The Last Place You Look is the story of Roxane Weary, an unmotivated private investigator who finds herself intrigued by her latest assignment. When Roxane is hired by the sister of a man convicted of murdering his girlfriend’s parents – a girlfriend who also happened to have gone missing that same night – she thinks it is just another desperate attempt by a family member to bury their heads in the sand. However, with his execution day looming, Brad Stockton’s sister truly believes that she saw Sarah Cook alive and well and wants Roxane to find out why the girl disappeared fifteen years ago. Roxane needs the cash, so she takes the gig.
Not long after beginning her investigation, Roxane discovers that Sarah’s vanishing act may have ties to an unsolved murder case her father once worked on. Unfortunately, Roxane’s father recently died on the job, so any answers are going to need to come via Roxane’s own investigation.
Immediately from the first page, the reader knows they are in the hands of a consummate storyteller. Kristen Lepionka’s writing is impeccable and her plotting is traditional without becoming derivative. Much of the success of The Last Place You Look can be attributed to the character of Roxane Weary. She is a true original.

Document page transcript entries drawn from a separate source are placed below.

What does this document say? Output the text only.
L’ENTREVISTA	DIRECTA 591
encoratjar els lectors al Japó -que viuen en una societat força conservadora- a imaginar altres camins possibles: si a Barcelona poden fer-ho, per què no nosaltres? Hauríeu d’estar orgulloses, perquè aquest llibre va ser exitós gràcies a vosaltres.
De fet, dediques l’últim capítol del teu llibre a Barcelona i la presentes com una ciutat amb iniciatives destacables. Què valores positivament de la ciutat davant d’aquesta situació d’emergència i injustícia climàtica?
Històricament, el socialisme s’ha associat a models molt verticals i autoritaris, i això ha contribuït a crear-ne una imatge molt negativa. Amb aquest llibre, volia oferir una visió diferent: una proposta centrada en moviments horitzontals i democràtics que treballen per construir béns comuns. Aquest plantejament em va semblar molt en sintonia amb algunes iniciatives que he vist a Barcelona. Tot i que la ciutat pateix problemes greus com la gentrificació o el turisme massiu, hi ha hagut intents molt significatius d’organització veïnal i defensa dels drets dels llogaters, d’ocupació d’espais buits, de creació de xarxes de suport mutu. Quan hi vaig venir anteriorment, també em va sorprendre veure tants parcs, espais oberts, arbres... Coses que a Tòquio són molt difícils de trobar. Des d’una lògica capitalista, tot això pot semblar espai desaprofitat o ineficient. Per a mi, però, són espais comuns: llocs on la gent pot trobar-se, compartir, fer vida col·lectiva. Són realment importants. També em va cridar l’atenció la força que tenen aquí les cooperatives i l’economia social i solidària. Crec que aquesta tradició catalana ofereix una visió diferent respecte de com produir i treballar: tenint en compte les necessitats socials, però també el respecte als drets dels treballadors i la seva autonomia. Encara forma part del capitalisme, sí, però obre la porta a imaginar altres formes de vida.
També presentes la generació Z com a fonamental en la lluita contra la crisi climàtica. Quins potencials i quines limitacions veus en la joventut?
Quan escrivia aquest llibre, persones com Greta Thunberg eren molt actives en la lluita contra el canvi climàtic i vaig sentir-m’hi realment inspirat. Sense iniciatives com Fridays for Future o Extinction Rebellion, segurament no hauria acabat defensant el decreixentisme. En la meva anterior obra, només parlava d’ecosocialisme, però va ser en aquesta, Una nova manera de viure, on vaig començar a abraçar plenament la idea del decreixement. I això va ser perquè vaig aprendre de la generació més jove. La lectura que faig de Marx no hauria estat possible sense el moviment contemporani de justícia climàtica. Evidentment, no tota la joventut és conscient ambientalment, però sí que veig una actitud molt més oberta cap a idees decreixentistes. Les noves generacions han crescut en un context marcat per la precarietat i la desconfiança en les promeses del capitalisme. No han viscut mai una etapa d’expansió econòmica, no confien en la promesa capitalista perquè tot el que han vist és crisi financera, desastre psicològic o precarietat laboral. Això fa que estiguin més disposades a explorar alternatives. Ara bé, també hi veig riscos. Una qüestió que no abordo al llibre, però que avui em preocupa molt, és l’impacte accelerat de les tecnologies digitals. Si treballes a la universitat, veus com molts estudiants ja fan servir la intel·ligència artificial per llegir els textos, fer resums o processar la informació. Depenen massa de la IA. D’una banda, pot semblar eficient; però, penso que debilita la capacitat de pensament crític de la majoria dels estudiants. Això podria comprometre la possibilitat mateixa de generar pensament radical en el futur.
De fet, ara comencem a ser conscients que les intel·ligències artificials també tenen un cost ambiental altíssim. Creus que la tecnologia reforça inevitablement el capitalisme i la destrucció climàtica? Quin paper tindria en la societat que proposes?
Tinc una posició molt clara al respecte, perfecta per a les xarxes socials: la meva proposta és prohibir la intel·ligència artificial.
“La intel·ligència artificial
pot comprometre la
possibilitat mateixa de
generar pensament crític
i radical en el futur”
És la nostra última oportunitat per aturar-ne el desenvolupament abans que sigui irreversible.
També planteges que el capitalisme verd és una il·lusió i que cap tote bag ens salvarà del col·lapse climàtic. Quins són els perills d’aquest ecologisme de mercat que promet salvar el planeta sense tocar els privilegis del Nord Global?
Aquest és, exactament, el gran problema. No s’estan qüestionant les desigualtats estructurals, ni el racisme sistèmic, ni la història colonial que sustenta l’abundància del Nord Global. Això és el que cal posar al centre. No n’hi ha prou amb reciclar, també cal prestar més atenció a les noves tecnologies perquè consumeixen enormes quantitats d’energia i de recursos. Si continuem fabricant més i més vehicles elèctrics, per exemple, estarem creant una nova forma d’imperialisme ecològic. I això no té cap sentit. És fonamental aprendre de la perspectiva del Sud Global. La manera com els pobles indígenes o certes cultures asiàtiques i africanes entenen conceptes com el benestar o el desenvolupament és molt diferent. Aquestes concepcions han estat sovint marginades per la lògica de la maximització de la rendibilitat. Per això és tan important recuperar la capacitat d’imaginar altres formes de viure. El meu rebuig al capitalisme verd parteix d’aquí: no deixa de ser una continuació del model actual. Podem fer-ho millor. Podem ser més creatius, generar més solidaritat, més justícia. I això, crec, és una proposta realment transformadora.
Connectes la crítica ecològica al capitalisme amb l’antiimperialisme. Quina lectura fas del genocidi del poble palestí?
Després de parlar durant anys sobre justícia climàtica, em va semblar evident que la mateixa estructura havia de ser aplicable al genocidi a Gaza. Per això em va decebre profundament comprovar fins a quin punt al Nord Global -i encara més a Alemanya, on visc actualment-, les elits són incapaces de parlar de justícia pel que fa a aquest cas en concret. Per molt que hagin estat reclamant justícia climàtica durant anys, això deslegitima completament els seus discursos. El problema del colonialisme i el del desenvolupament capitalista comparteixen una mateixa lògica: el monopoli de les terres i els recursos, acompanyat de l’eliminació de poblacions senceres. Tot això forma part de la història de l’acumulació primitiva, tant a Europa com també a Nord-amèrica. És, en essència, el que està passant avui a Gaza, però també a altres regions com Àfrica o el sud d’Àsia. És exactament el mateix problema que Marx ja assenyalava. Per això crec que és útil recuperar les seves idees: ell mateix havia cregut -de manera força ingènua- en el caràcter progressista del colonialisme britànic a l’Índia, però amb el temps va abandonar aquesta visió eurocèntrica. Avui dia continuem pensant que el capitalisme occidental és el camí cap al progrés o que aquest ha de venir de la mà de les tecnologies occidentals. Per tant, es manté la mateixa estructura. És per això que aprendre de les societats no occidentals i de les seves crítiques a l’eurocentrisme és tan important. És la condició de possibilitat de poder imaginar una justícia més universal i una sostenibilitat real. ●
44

Bisexuality is a part of the Human Sexuality Spectrum that is virtually ignored, often denigrated, and almost always misunderstood. By crafting a bisexual character like Roxane Weary, Kristen Lepionka makes massive inroads towards invoking understanding and acceptance. Over the course of The Last Place You Look, Roxane juggles two complex relationships – one with a male and one with a female – and there will no doubt be readers who prefer one of the partners over the other. By allowing readers to watch Roxane navigate this personal side of her life, Lepionka elucidates much about Roxane’s character in general, without making her sexuality a huge plot point – revelatory without being patronizing.
The Last Place You Look is very much a PI novel, but Lepionka manages to infuse this vintage style with a modern flair and contemporary sensibility. In a world where surveillance is only an iPhone away, the PI novel can seem dated and unnecessary but authors like Alex Segura and now Kristen Lepionka have shown that by adding a bit of diversity to the trope, there is still plenty of life left in the sub-genre.
Kristen Lepionka and Roxane Weary are here to stay. Crime fiction readers love writers who take them to unexpected places with characters they can advocate for. The Last Place You Look easily fits the bill.
Disclaimer: A copy of this title were provided to BOLO Books by the publisher. No review was promised and the above is an unbiased review of the novel.